İşte bütün bunlar nedeniyle Üçüncü Dünya Savaşını yürüten paylaşım güçleri Önder APO üzerindeki tecriti giderek artırdı. Kuzeyden Güney Kürdistan’a kadar Kürt soykırım politikalarını besledi-destekledi. Ve Kuzey ve Doğu Suriye devrimini özellikle faşist TC. eliyle kuşatma ve saldırı altında tutmaya devam etti.

Yukardan beri sayılan devrimin özellikleri nedeniyle Küresel güçler, Kuzey ve Doğu Suriye’nin siyasal statü kazanmasına engel oldu.

Bitin bu özellikleriyle Kuzey ve Doğu Suriye devrimi sadece kapitalist modarniteye karşı değil reel sosyalizmin ideolojik etkilerine karşı da bir direnme merkezi haline geldi. Devletçi-iktidarcı paradigmadan kaynağını alan proletarya diktatörlüğü, ulus devlet fideliğinde büyüyen sosyalist devlet, kendisini sınıf mücadelesiyle sınırlayan işçi sınıfı öncülüğü anlayışına Önderlik paradigması temelinde yeni bir yorum getirdi.
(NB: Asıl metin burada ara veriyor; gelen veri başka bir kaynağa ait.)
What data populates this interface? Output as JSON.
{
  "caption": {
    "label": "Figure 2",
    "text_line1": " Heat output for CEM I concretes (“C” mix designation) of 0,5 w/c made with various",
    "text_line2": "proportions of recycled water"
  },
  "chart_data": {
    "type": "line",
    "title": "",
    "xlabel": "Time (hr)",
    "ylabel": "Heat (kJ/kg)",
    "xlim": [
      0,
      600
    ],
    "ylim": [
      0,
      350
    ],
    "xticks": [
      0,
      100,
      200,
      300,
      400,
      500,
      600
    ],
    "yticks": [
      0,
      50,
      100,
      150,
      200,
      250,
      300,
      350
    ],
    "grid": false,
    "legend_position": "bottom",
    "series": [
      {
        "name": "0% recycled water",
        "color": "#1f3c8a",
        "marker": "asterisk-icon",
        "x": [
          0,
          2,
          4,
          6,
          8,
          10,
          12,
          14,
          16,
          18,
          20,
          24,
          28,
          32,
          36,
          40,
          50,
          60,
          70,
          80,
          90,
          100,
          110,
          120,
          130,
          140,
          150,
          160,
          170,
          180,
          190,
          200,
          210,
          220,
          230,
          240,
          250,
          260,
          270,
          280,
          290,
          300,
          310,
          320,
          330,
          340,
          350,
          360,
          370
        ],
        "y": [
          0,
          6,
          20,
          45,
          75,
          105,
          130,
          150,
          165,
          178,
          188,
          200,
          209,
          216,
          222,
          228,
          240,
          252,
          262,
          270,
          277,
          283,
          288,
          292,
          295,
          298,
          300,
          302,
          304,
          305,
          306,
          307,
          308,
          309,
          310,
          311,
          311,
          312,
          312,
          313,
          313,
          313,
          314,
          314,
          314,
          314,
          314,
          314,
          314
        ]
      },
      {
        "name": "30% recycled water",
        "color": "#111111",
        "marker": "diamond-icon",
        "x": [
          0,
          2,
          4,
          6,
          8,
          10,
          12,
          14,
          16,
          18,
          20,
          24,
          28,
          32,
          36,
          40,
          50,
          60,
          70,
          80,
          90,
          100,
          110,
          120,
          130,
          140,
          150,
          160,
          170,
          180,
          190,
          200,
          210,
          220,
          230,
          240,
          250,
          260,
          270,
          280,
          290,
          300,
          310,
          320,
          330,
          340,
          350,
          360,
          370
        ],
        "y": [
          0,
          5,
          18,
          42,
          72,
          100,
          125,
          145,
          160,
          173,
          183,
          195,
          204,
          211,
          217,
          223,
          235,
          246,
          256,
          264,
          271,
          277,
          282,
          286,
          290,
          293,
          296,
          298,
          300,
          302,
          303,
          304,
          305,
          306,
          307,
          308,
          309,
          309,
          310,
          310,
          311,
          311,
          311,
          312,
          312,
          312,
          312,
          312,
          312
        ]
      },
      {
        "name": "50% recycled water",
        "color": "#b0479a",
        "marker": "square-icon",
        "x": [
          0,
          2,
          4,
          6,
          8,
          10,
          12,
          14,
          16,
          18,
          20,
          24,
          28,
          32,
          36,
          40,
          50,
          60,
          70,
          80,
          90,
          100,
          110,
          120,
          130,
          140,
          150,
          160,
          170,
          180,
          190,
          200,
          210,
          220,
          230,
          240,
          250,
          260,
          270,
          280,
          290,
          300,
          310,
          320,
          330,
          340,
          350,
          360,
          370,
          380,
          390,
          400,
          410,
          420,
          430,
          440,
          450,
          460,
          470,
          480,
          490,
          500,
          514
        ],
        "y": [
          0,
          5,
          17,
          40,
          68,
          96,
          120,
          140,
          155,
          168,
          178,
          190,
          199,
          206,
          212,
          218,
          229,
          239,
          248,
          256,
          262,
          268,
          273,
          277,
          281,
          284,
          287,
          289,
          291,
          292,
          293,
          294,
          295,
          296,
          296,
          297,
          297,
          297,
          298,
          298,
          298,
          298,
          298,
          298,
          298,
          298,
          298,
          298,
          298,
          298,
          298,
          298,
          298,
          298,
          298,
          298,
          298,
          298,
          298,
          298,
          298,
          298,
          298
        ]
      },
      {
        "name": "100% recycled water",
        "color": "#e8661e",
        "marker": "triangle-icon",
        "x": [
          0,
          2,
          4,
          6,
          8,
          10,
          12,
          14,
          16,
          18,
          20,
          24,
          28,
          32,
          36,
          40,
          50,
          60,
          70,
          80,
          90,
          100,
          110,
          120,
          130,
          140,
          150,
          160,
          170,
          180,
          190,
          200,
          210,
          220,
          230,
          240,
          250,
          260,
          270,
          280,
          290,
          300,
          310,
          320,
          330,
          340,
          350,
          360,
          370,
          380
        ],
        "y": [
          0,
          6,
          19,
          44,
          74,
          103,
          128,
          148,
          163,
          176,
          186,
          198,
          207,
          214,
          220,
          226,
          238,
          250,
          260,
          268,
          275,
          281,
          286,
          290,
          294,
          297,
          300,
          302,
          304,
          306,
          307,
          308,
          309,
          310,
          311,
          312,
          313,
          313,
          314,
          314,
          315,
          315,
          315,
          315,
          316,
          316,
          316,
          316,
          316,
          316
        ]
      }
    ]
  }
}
Diğer yandan 20. Yüzyılın klasik halk savaşı anlayışı ve halların kendi kaderini tayin perspektifine yeni bir yorum getiren Kuzey ve Doğu suriye devrimi, sosyalist ideolojiyi liberalizmin etkilerinden arındırmayı esas aldı. Bu özellikleriyle de savaşa, devrime, özgürlüğe bakış açısından halkların çağına yeni bir ufuk kazandırdı.
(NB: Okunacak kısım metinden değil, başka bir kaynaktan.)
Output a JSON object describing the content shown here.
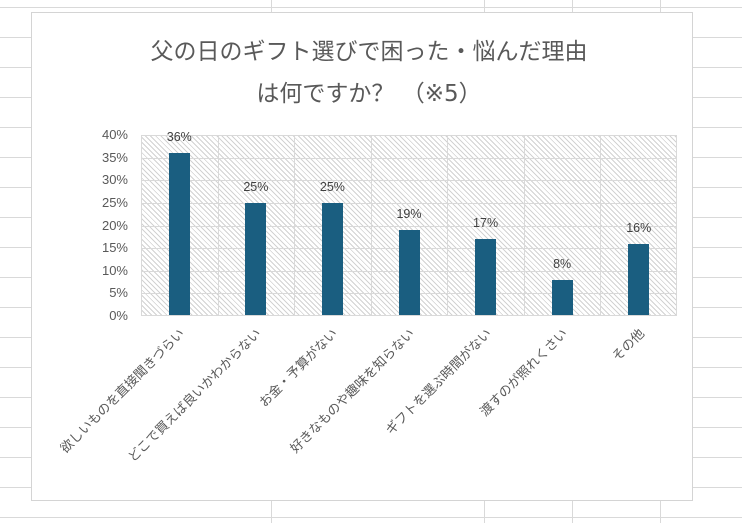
{
  "chart_data": {
    "type": "bar",
    "title": "父の日のギフト選びで困った・悩んだ理由は何ですか？（※5）",
    "title_lines": [
      "父の日のギフト選びで困った・悩んだ理由",
      "は何ですか？ （※5）"
    ],
    "categories": [
      "欲しいものを直接聞きづらい",
      "どこで買えば良いかわからない",
      "お金・予算がない",
      "好きなものや趣味を知らない",
      "ギフトを選ぶ時間がない",
      "渡すのが照れくさい",
      "その他"
    ],
    "values": [
      36,
      25,
      25,
      19,
      17,
      8,
      16
    ],
    "value_labels": [
      "36%",
      "25%",
      "25%",
      "19%",
      "17%",
      "8%",
      "16%"
    ],
    "xlabel": "",
    "ylabel": "",
    "ylim": [
      0,
      40
    ],
    "yticks": [
      "0%",
      "5%",
      "10%",
      "15%",
      "20%",
      "25%",
      "30%",
      "35%",
      "40%"
    ],
    "grid": true,
    "legend": null,
    "colors": {
      "bar": "#1a5e80",
      "text": "#595959",
      "grid": "#d9d9d9"
    }
  }
}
Bugün bu özellikleriyle devrimimiz kadın ve erkeğin özgür birlikteliği temelinde başta Arap-Kürt, Süryan olmak üzere tüm halklarla kolkola özgür bir dünya yaratma çabasındadır. Ve bugün Önderliğini her zamankinden daha güçlü sahiplenen halklar Kuzey ve Doğu Suriye’de kahraman öncülerinin rehberliğinde İşgale, Faşizme Karşı Özgürlük zamanı şiarıyla geleceğe koşarken insanlık için ilham kaynağı olmaktadır.